Unter dem Register(unten links) Ressourcen ->Zielssystemeinstellungen anklicken, Register Allgemein wählen, Haken bei Symboldatei senden setzen.

Unter Projekt->Optionen->Symbolkonfiguration->Symboleinträge erzeugen Haken setzen,Symbole konfigurieren anwählen und die "neue Liste" auswählen und alle 5Häkchen aktiv setzen (Variablen des Objekts ausgeben, Sammeleinträge ausgeben usw.)

alles mit OK bestätigen.

Dann Projekt alles übersetzen.
Fertig(reinladen).

Zur Überprüfung:Im Explorer im Ordner wo das PC-Projekt liegt, ist nun eine *.sym Datei. Diese mit dem Texteditor öffnen, dort sollten deine neuen Variablen stehen.

PS:
"Und erstmal danke für die Hilfe. 				" Dafür gibt es den Danke-Button.


----------



## mortus (28 August 2012)

In meiner *sym Datei steht folgender Inhalt

;Version=2
;ProjectId=115021
;Checksum=0
;Filesize=0
.rVersion:REAL:4:160:4:b:16#02000044

Wie kann ich dann diese Daten verwerten?
Und wie kann ich die in z.B. Excel ausgeben lassen?


----------



## mortus (28 August 2012)

Funktioniert jetzt.
Hatte die Variablen nicht richtig ausgewählt.
Arbeite mit dem Kepware OPC Quick Client.
Kann die Variablen auch als CSV exportieren aber dort sind nicht die kompletten Werte mit Zeit enthalten (Nur die Variablen und alle auf true).
Gibt es eine Möglichkeit, die direkt in Excel zu exportieren?
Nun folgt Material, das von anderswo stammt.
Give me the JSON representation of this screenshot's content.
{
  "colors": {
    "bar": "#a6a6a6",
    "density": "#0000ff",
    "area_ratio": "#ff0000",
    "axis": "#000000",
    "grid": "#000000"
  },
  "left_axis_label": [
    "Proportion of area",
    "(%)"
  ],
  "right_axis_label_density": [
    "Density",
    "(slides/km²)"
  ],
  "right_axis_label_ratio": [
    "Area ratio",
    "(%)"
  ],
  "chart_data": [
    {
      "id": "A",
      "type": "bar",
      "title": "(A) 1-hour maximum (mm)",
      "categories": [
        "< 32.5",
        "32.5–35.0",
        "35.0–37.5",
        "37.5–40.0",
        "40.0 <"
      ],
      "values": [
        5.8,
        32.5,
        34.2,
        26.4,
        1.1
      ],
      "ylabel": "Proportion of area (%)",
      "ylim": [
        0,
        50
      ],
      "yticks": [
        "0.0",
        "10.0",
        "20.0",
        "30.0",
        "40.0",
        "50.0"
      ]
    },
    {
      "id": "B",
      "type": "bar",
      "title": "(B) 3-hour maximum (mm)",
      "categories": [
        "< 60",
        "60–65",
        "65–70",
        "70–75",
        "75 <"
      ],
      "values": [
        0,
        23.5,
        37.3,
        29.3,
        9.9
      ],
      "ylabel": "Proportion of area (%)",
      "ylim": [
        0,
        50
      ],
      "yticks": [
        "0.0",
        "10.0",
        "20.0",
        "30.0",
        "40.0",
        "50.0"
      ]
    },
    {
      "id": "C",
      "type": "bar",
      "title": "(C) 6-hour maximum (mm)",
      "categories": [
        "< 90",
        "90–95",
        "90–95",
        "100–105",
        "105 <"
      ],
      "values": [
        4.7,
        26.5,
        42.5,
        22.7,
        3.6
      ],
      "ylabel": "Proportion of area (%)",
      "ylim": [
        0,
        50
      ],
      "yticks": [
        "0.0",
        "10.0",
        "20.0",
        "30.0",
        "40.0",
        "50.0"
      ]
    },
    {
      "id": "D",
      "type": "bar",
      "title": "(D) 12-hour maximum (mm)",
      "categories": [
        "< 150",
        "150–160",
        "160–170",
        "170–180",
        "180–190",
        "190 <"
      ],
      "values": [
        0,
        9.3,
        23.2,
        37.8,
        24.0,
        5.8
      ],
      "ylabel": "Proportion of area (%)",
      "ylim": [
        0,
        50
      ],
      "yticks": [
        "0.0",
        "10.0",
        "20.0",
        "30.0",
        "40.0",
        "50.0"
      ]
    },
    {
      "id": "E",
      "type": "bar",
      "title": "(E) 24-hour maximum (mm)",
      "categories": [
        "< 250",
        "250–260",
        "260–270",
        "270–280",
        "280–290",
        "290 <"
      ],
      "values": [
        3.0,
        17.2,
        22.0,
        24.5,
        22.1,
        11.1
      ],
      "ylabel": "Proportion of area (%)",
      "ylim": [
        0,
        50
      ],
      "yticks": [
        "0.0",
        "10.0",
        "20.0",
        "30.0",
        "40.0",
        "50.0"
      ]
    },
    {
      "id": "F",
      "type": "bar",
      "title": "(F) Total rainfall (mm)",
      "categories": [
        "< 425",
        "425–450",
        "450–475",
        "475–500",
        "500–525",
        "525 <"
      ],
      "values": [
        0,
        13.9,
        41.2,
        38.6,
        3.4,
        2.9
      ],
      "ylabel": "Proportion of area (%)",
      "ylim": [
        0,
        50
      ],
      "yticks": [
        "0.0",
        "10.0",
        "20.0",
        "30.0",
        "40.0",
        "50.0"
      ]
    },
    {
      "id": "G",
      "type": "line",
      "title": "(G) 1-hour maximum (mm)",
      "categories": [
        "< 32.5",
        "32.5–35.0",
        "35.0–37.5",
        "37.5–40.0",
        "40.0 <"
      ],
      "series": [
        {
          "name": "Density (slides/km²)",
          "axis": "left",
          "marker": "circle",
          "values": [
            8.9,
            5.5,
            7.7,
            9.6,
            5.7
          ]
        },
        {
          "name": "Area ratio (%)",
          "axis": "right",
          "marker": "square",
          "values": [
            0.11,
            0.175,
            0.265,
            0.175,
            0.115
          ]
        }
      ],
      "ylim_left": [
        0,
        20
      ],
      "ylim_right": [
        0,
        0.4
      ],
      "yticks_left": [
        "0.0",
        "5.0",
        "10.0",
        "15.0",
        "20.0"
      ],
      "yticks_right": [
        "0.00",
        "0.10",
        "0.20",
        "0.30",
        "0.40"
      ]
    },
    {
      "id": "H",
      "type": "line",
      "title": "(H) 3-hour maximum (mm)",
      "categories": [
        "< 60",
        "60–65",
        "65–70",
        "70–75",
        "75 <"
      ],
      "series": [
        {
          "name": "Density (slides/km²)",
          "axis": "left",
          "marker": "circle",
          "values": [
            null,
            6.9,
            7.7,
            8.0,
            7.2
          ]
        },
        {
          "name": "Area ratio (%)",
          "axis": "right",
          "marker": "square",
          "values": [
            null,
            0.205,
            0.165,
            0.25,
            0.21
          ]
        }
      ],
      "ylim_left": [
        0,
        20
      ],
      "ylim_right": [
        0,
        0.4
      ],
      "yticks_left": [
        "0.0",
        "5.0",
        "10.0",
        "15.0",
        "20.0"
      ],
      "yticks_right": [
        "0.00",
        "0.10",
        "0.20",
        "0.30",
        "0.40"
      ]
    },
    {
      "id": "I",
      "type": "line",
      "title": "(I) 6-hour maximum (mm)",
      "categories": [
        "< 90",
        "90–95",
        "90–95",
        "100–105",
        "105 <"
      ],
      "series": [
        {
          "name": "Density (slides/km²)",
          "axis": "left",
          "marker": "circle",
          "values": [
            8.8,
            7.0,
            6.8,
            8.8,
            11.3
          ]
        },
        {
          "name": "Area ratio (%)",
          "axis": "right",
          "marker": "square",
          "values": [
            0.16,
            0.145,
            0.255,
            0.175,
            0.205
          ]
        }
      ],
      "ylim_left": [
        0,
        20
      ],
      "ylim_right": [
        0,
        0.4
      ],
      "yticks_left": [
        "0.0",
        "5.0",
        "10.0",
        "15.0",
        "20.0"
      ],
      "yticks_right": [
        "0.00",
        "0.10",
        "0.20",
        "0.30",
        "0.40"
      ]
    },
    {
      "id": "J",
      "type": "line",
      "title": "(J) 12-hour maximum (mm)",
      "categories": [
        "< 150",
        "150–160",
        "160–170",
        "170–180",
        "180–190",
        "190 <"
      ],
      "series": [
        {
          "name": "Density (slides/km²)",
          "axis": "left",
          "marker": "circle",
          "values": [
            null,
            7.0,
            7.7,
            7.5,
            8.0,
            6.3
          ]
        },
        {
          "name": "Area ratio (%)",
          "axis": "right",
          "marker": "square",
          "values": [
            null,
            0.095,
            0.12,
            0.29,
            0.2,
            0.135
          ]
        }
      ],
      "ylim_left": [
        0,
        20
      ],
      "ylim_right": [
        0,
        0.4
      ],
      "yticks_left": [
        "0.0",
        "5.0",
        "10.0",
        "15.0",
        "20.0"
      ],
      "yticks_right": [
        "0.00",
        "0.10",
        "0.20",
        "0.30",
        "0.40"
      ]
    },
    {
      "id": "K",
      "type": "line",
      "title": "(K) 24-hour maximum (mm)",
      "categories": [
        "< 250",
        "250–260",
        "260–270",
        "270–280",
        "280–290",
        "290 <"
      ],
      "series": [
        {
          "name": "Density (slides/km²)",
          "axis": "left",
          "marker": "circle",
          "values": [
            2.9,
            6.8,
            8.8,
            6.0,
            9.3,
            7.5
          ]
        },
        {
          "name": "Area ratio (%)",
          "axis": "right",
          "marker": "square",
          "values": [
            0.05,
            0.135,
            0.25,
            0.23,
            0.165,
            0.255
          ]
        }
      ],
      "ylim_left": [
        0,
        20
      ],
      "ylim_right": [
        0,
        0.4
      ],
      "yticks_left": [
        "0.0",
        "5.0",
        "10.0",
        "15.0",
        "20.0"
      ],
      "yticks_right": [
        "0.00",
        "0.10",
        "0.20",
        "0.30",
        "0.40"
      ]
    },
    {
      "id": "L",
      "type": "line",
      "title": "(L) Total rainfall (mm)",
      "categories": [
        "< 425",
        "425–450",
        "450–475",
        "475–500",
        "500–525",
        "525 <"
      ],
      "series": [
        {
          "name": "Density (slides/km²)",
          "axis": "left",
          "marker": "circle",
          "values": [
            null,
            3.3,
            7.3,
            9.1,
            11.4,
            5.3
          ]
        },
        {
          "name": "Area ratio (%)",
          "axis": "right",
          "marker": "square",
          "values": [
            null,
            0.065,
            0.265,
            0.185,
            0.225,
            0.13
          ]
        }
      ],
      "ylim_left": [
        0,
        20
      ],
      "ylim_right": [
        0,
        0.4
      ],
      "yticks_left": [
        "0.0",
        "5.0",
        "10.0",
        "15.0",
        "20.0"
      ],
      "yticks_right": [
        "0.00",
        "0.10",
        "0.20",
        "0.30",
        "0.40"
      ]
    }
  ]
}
Voerst noch mal vielen Dank an rheumakay


----------



## Nitrozin (30 August 2012)

Hi,

mit ein wenig Code kannst du das Excel-Formular automatisieren.
Ich habe die mal ein Beispiel angehängt.
Das sollte so mit dem Kepware OPC funktionieren.


Gruß Nitro


----------



## mortus (31 August 2012)

Funktioniert das auch, wenn ich vom CoDeSys.OPC.02 direkt in Excel importieren möchte?(Ohne sonstigen Client)
Ich kann den OPC schon in Excel aktivieren, sodass unten in der Taskleiste das OPC Symbol erscheint.
Wie sprech ich in Excel die Item-IDs an?
Mein Codesys Projekt heißt Ampel.pro
Mein OPC-Konfiguration ist als Ampel gespeichert.(muss ich da PLC wählen?)
meine Variablen heißen z.B. Ampel_Rot
Bei der Variableneingabe zeigt der VBA Debugger immer fehler an

erstmal danke für das Programm und die Auskunft.


----------



## Nitrozin (3 September 2012)

Moin,

ohne eine Automatisierung wird das wohl nicht funktionieren.
Eine Alternative zu dem Skript wäre ein OCX-Control oder Plugin für Excel, das erledigt
die OPC-Kommunikation im Hintergrund.
Sowas gibt es von diversen Herstellern. Allerdings sind die nicht kostenlos.

z.B. https://www.matrikonopc.com/products/opc-archiving/excel-reporter.aspx
oder http://www.opclabs.com/Products/QuickOPCProductFamily/Excel.aspx?gclid=CNekm5nRmLICFcYKfAodwnEACQ

Gruß Nitro


----------